Comparison of Phishing Types
| Type | Delivery Channel | Targeting | Primary Goal | Key Defense |
|---|---|---|---|---|
| Email phishing | Mass (untargeted) | Credential theft | SPF, DKIM, DMARC, anti-phishing filter | |
| Spear phishing | Specific individual | Credential theft, malware delivery | Security awareness training | |
| Whaling | Executives | Wire fraud, data theft | Multi-person authorization for transfers | |
| Smishing | SMS | Mass or targeted | Credential theft, malware install | Carrier filters, URL verification |
| Vishing | Voice call | Mass or targeted | Credential disclosure, OTP theft | Call-back verification, no OTP over phone |
| Pharming | DNS/hosts file | All site visitors | Credential theft at scale | DNSSEC, certificate validation, HTTPS |
Key Takeaways
- Phishing accounts for 36% of all data breaches (Verizon DBIR 2023).

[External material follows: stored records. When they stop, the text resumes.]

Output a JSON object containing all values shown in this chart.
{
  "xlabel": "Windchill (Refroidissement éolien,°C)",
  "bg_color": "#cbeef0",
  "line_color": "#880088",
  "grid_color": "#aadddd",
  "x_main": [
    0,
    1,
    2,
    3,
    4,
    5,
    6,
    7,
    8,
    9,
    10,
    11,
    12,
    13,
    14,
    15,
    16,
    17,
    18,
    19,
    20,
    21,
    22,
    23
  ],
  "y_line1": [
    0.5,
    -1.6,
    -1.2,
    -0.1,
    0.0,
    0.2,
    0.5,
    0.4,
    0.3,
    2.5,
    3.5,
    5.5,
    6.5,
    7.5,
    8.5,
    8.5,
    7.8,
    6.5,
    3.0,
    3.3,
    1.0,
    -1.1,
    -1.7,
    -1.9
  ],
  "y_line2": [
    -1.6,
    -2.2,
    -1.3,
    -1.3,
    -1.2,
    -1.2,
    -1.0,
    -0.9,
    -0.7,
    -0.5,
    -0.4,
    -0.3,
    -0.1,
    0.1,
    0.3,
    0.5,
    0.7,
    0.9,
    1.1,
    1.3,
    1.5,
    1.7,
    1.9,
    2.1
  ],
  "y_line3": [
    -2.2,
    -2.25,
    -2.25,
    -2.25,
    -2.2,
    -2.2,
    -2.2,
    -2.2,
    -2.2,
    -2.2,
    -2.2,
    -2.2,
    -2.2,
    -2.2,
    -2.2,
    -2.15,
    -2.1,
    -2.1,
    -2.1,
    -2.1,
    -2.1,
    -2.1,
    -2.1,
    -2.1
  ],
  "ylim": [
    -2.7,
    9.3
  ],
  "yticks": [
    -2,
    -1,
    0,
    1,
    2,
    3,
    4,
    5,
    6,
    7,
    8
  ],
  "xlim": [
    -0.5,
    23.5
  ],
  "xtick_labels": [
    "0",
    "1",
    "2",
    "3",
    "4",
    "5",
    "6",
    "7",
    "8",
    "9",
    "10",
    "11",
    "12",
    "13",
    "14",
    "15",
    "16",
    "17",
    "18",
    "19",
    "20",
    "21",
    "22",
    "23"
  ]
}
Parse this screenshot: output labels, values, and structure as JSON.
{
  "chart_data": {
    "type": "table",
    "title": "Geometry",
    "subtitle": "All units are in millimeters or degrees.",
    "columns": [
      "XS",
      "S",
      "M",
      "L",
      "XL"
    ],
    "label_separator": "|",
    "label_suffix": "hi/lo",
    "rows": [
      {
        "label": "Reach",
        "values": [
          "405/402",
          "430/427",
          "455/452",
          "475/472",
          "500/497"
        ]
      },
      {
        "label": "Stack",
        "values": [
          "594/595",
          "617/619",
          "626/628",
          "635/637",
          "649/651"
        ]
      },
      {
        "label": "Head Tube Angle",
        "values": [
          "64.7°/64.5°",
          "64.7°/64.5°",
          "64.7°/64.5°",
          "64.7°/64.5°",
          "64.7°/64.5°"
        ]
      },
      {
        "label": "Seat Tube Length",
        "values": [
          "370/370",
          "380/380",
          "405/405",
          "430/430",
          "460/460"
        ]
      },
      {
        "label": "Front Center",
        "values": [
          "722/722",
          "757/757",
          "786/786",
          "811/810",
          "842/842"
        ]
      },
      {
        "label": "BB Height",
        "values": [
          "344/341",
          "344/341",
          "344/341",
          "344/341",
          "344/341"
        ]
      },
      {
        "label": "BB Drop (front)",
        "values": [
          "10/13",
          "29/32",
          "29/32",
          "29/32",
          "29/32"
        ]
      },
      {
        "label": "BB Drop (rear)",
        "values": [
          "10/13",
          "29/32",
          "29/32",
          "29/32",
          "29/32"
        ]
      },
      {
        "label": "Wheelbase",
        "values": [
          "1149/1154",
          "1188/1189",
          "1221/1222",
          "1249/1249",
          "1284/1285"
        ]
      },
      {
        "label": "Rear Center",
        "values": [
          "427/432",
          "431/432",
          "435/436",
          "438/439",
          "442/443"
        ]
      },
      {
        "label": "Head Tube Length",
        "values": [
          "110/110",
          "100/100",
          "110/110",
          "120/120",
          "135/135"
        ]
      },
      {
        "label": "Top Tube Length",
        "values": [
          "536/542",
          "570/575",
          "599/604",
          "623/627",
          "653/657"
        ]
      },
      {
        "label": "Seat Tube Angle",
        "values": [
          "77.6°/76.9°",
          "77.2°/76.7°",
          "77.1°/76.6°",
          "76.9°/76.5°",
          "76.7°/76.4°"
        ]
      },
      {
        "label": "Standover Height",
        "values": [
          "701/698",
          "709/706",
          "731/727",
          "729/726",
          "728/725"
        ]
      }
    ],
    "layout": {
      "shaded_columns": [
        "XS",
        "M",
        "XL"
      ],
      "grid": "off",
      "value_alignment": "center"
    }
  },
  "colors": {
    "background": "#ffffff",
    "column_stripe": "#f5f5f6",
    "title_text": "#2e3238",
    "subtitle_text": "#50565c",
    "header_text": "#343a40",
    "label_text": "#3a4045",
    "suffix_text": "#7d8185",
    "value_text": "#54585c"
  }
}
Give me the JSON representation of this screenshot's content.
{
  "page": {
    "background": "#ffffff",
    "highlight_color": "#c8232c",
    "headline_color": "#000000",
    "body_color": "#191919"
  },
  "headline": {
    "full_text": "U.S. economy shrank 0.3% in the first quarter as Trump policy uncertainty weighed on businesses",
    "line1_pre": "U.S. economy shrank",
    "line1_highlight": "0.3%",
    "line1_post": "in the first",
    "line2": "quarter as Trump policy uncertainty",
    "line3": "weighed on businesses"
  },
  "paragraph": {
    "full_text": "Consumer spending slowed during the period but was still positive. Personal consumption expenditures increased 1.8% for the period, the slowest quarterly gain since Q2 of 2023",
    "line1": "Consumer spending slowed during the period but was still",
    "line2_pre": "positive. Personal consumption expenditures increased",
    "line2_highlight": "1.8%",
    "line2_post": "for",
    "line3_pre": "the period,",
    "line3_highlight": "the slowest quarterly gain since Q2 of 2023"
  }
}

- 3.4 billion phishing emails are sent daily (Symantec).
- The 6 phishing types are: email phishing, spear phishing, whaling, smishing, vishing, and pharming.
- Homograph attacks use visually identical Unicode characters to create convincing fake domains that differ at the code-point level.
- SPF, DKIM, and DMARC are the 3 email authentication standards that prevent domain spoofing at the protocol level.
- Always verify a link by hovering, reading the actual domain from right to left, and navigating via direct URL entry rather than clicking email links.
Frequently Asked Questions
What is the most common type of phishing attack?
Email phishing is the most common type, with 3.4 billion phishing emails sent daily (Symantec). It uses mass mailings that impersonate trusted brands to steal credentials or deliver malware via malicious links and attachments.
What is the difference between phishing and spear phishing?
Phishing is untargeted, sent to large numbers of recipients. Spear phishing is targeted at a specific individual or organization using personalized information. Spear phishing has a 19x higher click rate (Proofpoint 2023).
How can you tell if an email is phishing?
Check the actual sender email address (not just display name), hover over links to verify the real URL, look for urgency or threat language, and verify unexpected requests by contacting the sender through a known official channel.
What is pharming and how does it differ from phishing?
Pharming poisons DNS records or the local hosts file to redirect users from a correct URL to a malicious site. Unlike phishing, no deceptive link or email is required—the user types a legitimate URL and is silently redirected.
What are SPF, DKIM, and DMARC?
SPF lists authorized sending IPs for a domain. DKIM adds a cryptographic signature to verify message authenticity. DMARC specifies what to do when SPF or DKIM fails. All 3 work together to prevent email domain spoofing.
Last Thoughts on What Is Phishing
Phishing exploits human trust rather than technical flaws, making it the leading cause of data breaches despite decades of security awareness efforts. The 6 types—email phishing, spear phishing, whaling, smishing, vishing, and pharming—share a common principle: impersonation of a trusted entity.
Technical defenses (SPF, DKIM, DMARC, anti-phishing gateways) reduce attack volume at the infrastructure level. User behavior—URL verification, independent channel confirmation, and resistance to urgency pressure—eliminates the attacks that reach the inbox.